I think people can get frustrated at CI when it fails, so they're explaining that that's the whole purpose of it and why it's is a actually good thing.
I would personally actually frame it slightly different than the author. Non-flaky CI errors: your code failed CI. Flaky CI errors: CI failed. Just to be clear, that's more precise but would never catch on because people would simplify "your code failed CI" to "CI failed" over time, but I don't thing that changes it from being an interesting way to frame.
I always feel obliged to point out that we can have 100% coverage without making a single assertion (beware Goodhart's law)
Or you have a concurrency issue in your production code?
If you just rerun and don't go to find out what exactly caused CI to fail, you end up at the author's conclusion:
> (but it could also just have been flaky again).
Solid writeup. Definitely keeping in my personal notes.
The outcome still isn't the same. CI, even when everything passes, enables other developers to build on top of your partially-built work as it becomes available. This is the real purpose of CI. Test automation is necessary, but only to keep things sane amid you continually throwing in fractionally-complete work.
Green meaning "to the best of our knowledge, everything is good with the software" is well understood.
Using green to mean "we know that this doesn't work at all" is incredibly poor UI (EDITED from "beyond idiotic" due to feedback, my bad).
And whilst flaky tests are the most problematic for a CI system, it's because they often work (and usually, from my experience most flaky tests are because they are modelling situations that don't usually happen in production) and so are often potentially viable builds for deployment with a caveat. If anything, they should be marked orange if they are tests that are known to be problematic.
"beyond idiotic" -> "misleading | poor UX"
(I agree it's a terrible choice, but civility matters, and strengthens your case.)
An issue I have with a lot of unit tests is they are too strongly coupled to the implementation. What that means is any change to the implementation ultimately means you have to change tests.
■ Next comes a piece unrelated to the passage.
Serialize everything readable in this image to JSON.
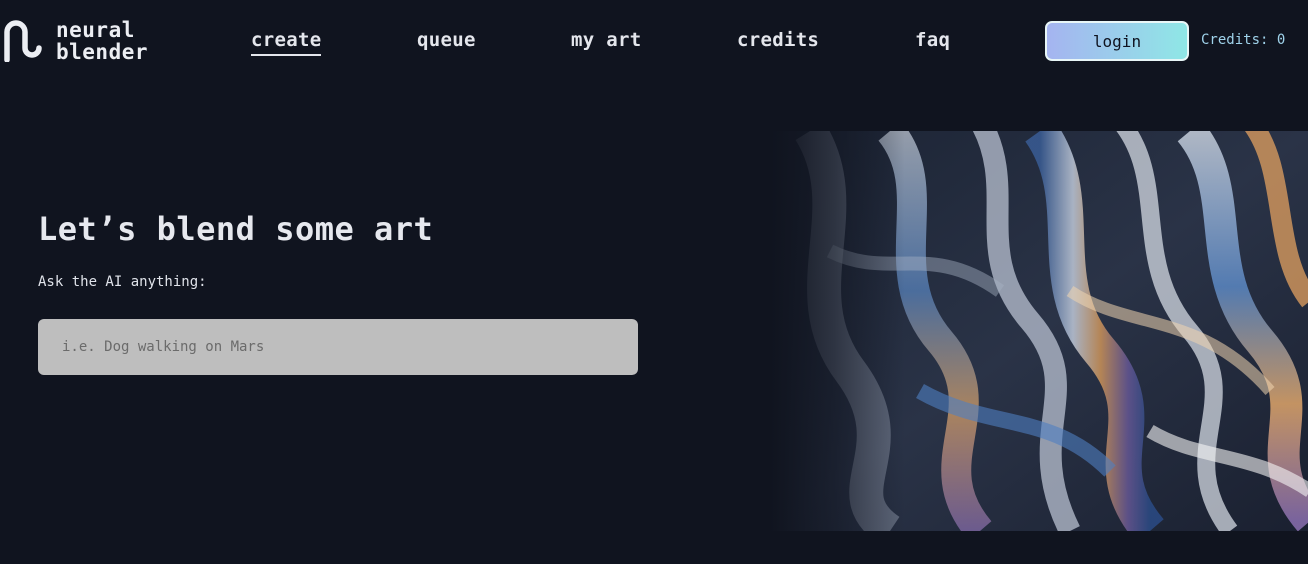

IMO, good tests are relatively immutable. You should be able to have multiple valid implementations. You should add new tests to describe the new functionality of that implementation, however, the old tests should remain relatively untouched.
If it turns out that a single change to an implementation requires you to change and update 20 tests, those are bad tests.
What I want as a dev is to immediately think "I must have broken something" when a test fails, not "I need to go fix 20 tests".
For example, let's say you have a method which sorts data.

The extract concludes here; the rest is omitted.